Here is my dilemma, whats the best way to move this forward via email? She does not know I’m planning to come back yet(despite the fact that she was actively trying to get me to return during my initial vacation). I am not a fan of email for this type of thing but i am seemingly limited on options.
dashingscorpioParticipantMay 24, 2019 at 12:51 am #200993
You’ve got nothing to lose.
Email her and state something along the lines of “You may not remember me but I was on a tour with you…”
Mention the timeframe of the year and some things you discussed with her. Let her know you plan to return in six months.
Ask her if she might be open to having a drink or grabbing a bite with you when get into town.
If you want you can attach a photo of yourself to the email to remind her. The ball is then in her court.
If she replies indicating some interest make sure you exchange phone numbers.
You can then email her about once a month just to touch base and a few days before you arrive
Long distance relationships seldom work out so just plan on making the most of your time together.

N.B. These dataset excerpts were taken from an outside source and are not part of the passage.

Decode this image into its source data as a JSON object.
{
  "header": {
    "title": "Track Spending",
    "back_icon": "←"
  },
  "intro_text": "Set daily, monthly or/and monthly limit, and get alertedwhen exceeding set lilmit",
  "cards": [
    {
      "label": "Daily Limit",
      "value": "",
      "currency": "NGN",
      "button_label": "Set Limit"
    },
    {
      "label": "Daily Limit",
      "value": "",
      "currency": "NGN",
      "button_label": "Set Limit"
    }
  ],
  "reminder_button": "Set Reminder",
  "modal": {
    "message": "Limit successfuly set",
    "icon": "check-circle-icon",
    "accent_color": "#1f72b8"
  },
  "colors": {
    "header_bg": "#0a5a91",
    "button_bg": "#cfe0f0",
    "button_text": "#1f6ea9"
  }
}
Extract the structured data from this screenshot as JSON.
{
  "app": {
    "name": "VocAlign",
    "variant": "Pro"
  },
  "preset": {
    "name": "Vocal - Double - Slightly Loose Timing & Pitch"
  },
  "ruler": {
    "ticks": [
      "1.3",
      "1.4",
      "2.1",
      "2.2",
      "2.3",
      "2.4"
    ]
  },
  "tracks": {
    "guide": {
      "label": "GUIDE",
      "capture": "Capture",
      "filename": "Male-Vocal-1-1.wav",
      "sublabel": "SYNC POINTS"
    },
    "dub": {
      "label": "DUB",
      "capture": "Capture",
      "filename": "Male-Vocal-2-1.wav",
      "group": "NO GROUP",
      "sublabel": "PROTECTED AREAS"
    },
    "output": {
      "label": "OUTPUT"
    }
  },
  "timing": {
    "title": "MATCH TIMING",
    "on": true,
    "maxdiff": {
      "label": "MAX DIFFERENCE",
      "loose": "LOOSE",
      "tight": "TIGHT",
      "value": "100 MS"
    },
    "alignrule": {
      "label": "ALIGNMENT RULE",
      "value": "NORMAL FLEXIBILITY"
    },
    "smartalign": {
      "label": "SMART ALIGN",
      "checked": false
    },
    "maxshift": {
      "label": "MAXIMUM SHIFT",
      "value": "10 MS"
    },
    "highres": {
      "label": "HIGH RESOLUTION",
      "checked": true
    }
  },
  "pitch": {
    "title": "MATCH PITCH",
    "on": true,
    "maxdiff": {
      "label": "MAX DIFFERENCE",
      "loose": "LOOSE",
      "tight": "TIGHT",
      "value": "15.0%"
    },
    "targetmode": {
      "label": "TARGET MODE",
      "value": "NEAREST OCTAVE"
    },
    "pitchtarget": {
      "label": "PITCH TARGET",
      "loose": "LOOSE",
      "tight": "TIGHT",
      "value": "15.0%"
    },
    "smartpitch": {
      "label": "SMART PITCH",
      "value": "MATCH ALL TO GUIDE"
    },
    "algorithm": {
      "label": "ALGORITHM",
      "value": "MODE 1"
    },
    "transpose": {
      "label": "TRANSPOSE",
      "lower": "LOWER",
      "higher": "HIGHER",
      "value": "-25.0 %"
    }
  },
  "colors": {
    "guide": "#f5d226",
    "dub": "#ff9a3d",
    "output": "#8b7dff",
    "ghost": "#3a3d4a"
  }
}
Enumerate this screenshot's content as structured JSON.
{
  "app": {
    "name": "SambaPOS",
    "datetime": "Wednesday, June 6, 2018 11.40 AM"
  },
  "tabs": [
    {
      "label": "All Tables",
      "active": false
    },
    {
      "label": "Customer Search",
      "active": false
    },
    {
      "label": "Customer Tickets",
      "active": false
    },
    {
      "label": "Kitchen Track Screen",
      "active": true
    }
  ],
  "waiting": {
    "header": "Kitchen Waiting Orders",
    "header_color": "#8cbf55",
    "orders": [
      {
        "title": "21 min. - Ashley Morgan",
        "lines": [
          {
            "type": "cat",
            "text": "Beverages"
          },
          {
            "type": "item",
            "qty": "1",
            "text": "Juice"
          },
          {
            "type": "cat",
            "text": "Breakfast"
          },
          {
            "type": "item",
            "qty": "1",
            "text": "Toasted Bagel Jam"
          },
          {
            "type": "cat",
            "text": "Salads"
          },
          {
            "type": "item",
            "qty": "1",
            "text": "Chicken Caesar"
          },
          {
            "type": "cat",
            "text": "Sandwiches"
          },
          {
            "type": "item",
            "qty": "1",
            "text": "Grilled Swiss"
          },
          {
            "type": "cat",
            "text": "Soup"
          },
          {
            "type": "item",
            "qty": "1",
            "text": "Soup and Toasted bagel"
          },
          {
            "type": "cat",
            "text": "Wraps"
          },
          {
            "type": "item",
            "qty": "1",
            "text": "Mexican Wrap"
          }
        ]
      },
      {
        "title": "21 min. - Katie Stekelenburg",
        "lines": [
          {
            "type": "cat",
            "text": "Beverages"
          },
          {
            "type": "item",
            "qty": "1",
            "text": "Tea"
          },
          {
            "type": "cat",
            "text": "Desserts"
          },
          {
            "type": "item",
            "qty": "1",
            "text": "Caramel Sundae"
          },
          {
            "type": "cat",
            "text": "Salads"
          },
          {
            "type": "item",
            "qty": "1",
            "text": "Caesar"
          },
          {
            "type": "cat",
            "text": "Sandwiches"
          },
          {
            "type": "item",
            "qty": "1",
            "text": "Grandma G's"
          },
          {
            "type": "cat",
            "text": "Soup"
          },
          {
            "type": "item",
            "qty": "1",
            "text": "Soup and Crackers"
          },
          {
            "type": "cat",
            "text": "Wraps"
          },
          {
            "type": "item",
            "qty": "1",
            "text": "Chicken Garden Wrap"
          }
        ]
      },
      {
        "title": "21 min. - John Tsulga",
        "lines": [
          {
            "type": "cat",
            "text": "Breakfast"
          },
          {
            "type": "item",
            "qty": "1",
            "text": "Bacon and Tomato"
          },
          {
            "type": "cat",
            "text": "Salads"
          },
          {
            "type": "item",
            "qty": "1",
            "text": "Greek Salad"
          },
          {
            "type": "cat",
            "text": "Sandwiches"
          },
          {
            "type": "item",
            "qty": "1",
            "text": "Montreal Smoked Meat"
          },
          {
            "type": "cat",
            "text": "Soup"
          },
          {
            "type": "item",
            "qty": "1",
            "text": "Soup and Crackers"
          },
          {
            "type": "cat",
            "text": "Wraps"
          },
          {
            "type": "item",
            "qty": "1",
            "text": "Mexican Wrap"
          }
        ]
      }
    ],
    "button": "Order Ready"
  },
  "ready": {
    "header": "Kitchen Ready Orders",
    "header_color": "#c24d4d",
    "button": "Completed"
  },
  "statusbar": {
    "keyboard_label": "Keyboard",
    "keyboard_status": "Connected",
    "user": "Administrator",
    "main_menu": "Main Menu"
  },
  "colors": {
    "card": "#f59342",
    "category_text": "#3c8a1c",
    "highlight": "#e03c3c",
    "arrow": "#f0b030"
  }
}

That’s if she is single/available and interested in you after all this time has passed.
When dealing with someone in a service industry it’s hard to know if their friendliness is interest.
In the mean time keep your options open by pursuing and dating women in your own city.
- This reply was modified 3 weeks, 5 days ago by dashingscorpio.
bikergirl83ParticipantMay 27, 2019 at 5:09 pm #201122
I actually knew a couple who met on a study abroad and are now happily married. One was a student and the other the guide. They were both in their 40s at the time and were able to make the long distance thing work, so it is possible. Just know that it will be tough and someone will need to uproot their entire life to be with the other person.
If you decide to pursue her, make you intentions known to see if she is interested instead of hinting. Best to be straightforward from the get-go that you are interested romantically and want to know if she would like to meet to see if the feeling is mutual.